Siafa Lavala lived down the street and was friends with Brown’s older brother Greyson. Lavala, who played cornerback at Saint Francis (Pa.), showed him the ropes of the game. Thirteen months after Mr. Pete passed away, Lavala was gone.

“Neither of my brothers played football, my parents didn’t let ‘em play,” Brown said. “He taught me some of the little details and things like that of football.”

Then another childhood friend, Andrew Dantzler, drowned in a lake when Brown was a freshman at Penn State.

“We played Little League basketball together,” Brown said. “We’ve been going to school together since kindergarten.
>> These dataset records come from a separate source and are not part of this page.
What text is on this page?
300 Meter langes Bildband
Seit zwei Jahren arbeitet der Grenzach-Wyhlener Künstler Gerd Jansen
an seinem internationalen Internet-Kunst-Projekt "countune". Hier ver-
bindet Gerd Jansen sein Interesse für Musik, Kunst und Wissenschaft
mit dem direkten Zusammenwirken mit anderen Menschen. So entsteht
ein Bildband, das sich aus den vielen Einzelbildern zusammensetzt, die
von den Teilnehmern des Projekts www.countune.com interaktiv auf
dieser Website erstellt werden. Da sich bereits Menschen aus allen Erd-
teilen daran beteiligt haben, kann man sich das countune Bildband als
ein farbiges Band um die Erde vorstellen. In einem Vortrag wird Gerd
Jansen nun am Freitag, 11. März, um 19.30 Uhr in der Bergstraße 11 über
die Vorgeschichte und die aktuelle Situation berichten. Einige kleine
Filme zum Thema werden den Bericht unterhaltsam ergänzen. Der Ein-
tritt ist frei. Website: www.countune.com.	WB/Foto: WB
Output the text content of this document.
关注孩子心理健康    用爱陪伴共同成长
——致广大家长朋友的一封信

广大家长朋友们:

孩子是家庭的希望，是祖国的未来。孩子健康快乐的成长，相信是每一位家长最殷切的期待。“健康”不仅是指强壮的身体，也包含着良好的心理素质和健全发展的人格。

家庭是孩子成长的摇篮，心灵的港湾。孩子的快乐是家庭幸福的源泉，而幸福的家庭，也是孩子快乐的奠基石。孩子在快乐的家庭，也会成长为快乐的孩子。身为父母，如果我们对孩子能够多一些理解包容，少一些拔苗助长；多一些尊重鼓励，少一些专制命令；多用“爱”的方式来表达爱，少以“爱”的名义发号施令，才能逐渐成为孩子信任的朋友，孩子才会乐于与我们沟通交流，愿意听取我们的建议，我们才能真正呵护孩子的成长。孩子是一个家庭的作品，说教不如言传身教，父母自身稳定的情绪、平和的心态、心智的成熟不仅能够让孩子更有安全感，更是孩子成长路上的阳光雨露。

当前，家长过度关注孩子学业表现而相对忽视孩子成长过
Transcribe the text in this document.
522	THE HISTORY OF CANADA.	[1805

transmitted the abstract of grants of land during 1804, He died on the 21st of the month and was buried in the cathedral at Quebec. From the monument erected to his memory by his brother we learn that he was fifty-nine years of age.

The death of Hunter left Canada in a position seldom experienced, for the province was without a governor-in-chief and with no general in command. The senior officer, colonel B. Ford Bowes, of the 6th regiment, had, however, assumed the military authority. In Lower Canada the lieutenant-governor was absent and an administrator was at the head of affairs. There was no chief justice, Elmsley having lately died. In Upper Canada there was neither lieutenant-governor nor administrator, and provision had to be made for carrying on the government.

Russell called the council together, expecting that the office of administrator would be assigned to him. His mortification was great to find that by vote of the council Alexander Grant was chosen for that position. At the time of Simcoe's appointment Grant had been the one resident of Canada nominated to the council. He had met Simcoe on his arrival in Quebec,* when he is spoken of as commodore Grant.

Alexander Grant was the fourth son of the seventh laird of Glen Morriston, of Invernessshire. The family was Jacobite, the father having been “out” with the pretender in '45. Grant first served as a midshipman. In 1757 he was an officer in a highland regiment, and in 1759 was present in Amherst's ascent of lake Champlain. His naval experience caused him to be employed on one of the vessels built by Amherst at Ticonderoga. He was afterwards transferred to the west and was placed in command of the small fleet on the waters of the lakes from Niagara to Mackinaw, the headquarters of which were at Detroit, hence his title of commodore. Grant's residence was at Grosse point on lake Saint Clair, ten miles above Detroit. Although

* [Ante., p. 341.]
We were real close.”

Within the same week, Brown lost his maternal grandfather Eugene — a larger-than-life figure, to a brain aneurysm.

“He was a real estate mogul in the inner city of New York,” Brown said. “Big-game hunter. Spent most of his free time hunting, lions, tigers, bears, whatever it may have been.”

So now, Cam Brown hunts a promising NFL future.

“It’s man versus man, don’t let the other man win,” Brown said. “That’s pretty much how I go out there. I’m not gonna let another grown man take control of my life for a moment.”

Penn State
Cam Brown playing for Penn State.AP

He has impressed the coaches with his physicality, length instincts and passion, and at a rangy 6-foot-5, 233 pounds, a unique skill set.

“Even though we don’t have the best record, it’s just being a part of one of the greatest organizations in sports history in general,” Brown said before the Giants’ two-game win streak.

He was 6 when he began playing for the White Oak Warriors.

“We were two-time national champs,” Brown said proudly.

He was a three-time captain in high school, and at Bullis he played both ways and caught passes from Dwayne Haskins. He blocked a punt in the fourth quarter against Ohio State as a Penn State freshman. He grew up to be a captain his senior year.

He won’t stop carrying the memory of those who can no longer watch him continue to grow.

“I think about those people every day I get to walk out on the field and play football, honestly,” Cam Brown said.